Grennan worked at the EastWest Institute, a non-governmental organization focused on conflict resolution around political, economic, and security issues across the globe, for eight years before leaving to travel the world in 2004. While traveling, he volunteered at an orphanage in Nepal for three months. He completed his volunteer term and continued on his trip but returned to Nepal to volunteer again in 2006. During his second visit, he discovered that the children in the orphanage were not orphans. Rather, they were trafficked.
Grennan says Nepal’s child trafficking crisis stems from the country’s civil war which lasted from 1996 to 2006 and claimed more than 12,000 lives.
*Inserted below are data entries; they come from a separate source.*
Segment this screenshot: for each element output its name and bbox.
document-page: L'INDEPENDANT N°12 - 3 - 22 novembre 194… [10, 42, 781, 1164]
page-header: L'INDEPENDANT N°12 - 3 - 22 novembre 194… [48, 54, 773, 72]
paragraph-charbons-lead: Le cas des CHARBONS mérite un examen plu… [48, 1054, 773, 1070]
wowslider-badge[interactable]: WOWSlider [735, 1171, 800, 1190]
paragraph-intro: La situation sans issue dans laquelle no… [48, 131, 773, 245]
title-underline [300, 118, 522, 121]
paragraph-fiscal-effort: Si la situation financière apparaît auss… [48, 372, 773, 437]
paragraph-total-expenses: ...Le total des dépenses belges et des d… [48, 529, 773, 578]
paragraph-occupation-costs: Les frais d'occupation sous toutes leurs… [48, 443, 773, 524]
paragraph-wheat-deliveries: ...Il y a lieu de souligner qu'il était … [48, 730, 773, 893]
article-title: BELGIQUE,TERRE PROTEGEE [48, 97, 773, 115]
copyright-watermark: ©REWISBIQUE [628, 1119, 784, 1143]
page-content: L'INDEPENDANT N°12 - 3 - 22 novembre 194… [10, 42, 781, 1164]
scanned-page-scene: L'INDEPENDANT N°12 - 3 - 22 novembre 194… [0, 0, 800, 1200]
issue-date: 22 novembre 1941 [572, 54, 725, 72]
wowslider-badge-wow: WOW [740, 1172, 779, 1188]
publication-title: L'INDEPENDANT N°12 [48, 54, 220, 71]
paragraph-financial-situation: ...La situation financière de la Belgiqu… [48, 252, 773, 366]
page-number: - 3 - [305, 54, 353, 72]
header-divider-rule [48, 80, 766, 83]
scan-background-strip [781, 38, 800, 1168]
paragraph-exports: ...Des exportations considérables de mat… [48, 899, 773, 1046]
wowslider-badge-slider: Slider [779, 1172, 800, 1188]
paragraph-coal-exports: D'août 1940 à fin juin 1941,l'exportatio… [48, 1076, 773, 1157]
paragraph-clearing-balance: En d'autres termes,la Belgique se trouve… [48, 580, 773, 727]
In an effort to save their children, parents would send them with people who claimed they could take them to the capital where they would be safe from conflict and receive an education. In reality, Grennan says the children were trafficked into slavery, adoption, or housed in orphanages where their traffickers exploited them to solicit donations and foreign volunteers.
While in Nepal in 2006, Grennan also discovered a group of children living on their own in the streets. He was taking care of them until conditions in Nepal became too dangerous for Grennan to stay and he had to leave before he could settle the children someplace safe. Before anyone else could rescue them, the children were kidnapped by a trafficker.
“Understanding that nobody else was going to go look for them, and believe me, I tried to find other people to go try to find these kids but nobody could really do it, so that was the impetus to go back and search for them and start [Next Generation Nepal],” Grennan said. Next Generation Nepal cares for and helps return trafficked children to their families.
Little Princes is Grennan’s book about his experience in Nepal. “We’ve been incredibly blessed with how this book has turned out and how it’s done and the reach that it’s had. So, one of the things that I’ve really gotten to do is go around to a lot of colleges that have made this a common read for the entire freshman class or towns that have made it their one town read and it’s incredible. Especially sort of doing it intergenerationally… because I think everybody’s anxious to learn about what's going on around the world. And so this is an opportunity to do it.”